The other day a friend gave me a guided tour of her collection of teapots that fill several shelves in her dining room. This one was from China, and another was over a hundred years old. She found a fancy one with a rose pattern in an antique shop in London. An exquisite Belleek pot occupied a special place. As she showed me each one, she took it from the shelf and fondled it like a pet while she told how she came to have it.
“These teapots are like windows on your life. Each has quite a story to it. Have you written them down?” I finally asked.
“No. Now and then I think of it, but I just never seem to get around to it.” She paused. “I think one of the reasons I’ve delayed starting is not knowing how to go about it,” she finally admitted.
“Don’t try to do this all at once,” I cautioned her. “Just do one pot at a time. Pick any pot, put it on the table in front of you and sit down with a blank piece of paper and pen. Write a short note telling how you came to have this teapot. Did you buy it yourself? Where did you find it? What was the shop like? How did it catch your eye? What made it special? Was it a bargain or a splurge?”
She looked intrigued. “That doesn’t sound so hard. I think I could do that, but surely there’s more to it than that.”
“There doesn’t have to be. Just getting the place and price down would be valuable. But I can tell by the way you hold these pots that they each have special meaning for you; the more of this meaning you include in their stories, the more interesting the pots will be to future owners. Have you ever wondered what their lives were like before you found each other?”

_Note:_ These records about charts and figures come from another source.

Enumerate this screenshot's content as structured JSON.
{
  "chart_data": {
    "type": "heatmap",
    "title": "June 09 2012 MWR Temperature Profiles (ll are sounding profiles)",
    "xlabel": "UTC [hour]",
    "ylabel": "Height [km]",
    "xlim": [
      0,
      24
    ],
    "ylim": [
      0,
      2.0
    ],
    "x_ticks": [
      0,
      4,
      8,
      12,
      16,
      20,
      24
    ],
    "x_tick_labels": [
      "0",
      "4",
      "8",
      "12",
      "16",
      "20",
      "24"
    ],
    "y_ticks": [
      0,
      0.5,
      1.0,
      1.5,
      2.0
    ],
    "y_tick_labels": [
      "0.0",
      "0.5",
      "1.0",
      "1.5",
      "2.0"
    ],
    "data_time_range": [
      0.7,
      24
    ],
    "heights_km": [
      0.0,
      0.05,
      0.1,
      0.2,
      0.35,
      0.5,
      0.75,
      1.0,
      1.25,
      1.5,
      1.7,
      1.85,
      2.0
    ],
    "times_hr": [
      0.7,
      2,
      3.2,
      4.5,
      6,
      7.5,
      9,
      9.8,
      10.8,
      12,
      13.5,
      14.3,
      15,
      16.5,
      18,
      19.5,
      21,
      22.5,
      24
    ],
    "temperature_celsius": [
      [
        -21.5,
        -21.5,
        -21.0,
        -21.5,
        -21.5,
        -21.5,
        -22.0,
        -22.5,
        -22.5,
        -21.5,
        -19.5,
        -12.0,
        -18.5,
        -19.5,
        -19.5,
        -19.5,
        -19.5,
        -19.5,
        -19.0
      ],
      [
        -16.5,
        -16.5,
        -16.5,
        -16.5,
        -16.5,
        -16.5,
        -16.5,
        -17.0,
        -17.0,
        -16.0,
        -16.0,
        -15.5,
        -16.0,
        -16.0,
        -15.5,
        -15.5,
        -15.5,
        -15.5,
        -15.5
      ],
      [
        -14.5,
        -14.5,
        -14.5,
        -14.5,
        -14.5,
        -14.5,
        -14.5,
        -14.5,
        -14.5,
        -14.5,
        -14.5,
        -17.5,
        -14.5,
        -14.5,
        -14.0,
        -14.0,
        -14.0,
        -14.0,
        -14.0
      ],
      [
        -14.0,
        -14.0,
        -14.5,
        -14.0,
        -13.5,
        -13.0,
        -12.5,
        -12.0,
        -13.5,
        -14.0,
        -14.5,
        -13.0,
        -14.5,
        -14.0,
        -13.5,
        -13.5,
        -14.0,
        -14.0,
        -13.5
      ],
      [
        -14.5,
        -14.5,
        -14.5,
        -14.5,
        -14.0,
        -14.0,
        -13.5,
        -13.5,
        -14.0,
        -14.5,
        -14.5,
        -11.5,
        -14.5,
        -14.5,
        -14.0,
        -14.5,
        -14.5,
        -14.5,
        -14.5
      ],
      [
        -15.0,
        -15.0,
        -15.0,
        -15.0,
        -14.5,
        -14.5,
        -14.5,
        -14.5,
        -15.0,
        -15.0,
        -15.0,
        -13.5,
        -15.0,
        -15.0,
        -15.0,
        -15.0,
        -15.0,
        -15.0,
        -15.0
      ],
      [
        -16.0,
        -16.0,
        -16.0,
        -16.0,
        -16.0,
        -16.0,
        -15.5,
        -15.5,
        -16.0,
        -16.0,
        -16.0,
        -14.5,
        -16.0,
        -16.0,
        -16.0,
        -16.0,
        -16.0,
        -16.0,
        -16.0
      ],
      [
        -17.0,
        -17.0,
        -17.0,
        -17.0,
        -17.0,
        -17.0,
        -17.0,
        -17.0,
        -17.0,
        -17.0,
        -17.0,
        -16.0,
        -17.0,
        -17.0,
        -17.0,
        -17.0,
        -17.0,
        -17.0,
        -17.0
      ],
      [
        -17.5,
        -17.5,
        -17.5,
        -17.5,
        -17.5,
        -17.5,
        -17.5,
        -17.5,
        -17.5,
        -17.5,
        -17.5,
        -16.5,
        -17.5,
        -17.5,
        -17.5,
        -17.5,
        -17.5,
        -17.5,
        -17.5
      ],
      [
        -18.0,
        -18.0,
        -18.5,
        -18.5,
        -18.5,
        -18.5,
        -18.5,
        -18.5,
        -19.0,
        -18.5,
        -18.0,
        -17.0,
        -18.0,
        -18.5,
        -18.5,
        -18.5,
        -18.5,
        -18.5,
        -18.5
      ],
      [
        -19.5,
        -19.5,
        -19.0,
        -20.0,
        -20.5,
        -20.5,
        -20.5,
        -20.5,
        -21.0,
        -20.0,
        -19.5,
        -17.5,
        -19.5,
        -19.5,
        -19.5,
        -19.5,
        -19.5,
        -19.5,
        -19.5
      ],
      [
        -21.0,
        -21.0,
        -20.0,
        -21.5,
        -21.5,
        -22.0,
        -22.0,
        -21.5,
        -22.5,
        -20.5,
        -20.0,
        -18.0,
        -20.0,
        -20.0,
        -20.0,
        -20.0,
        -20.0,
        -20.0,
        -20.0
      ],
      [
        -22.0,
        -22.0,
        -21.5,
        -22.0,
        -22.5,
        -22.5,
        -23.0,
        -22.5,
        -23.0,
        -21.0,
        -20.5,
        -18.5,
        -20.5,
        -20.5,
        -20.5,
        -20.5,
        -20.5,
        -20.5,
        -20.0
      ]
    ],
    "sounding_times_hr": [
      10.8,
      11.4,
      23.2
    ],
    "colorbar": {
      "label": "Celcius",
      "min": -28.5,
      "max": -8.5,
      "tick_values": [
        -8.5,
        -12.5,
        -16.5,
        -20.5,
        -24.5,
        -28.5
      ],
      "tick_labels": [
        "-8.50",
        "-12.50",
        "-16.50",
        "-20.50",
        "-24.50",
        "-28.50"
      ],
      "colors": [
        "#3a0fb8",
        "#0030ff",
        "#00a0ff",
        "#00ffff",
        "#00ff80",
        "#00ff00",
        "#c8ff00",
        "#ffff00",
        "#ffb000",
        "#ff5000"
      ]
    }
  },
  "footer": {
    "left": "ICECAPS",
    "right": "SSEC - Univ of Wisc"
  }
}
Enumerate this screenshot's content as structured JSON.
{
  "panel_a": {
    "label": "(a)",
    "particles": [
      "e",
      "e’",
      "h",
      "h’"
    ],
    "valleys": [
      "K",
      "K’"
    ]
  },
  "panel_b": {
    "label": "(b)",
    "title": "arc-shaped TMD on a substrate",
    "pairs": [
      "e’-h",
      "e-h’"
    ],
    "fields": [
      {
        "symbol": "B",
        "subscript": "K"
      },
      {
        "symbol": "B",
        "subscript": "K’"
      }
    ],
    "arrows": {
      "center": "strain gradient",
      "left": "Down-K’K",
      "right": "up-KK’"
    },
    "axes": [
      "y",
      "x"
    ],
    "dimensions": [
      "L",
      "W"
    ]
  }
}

She was nodding eagerly, so I went on to suggest that she include details of occasions when she used that specific teapot. What memories of friends were associated with each? Did one make tea taste different from another? What would make her chose any given pot on a particular day?
Beyond that was the matter of arranging the finished stories. She liked the idea of an album she planned to name “All My Little Teapots,” with a picture of one pot on each page, and the story of that pot pasted beside it with lovely scrapbooking paper to set it off. If the story was a long one, and a few would be, she would allow more pages in the album for it. She quickly realized that she’d need a rather large album, because she’d need to tell the stories of the friends and relatives who gave her the pots, and the trips she’d taken to find others.
“I’m so excited about this now! I can’t wait to get started!” From the far-away look in her eyes, I could tell that her muse was paying a get-acquainted visit, and I’d best get out of the way.
I can’t wait to read the stories she writes. Do you have a collection or few around your house? You can add value to the collection by recording its story, and just think what a great excuse it is to spend time with each item. Don’t let it gather another coat of dust before you set pen to paper.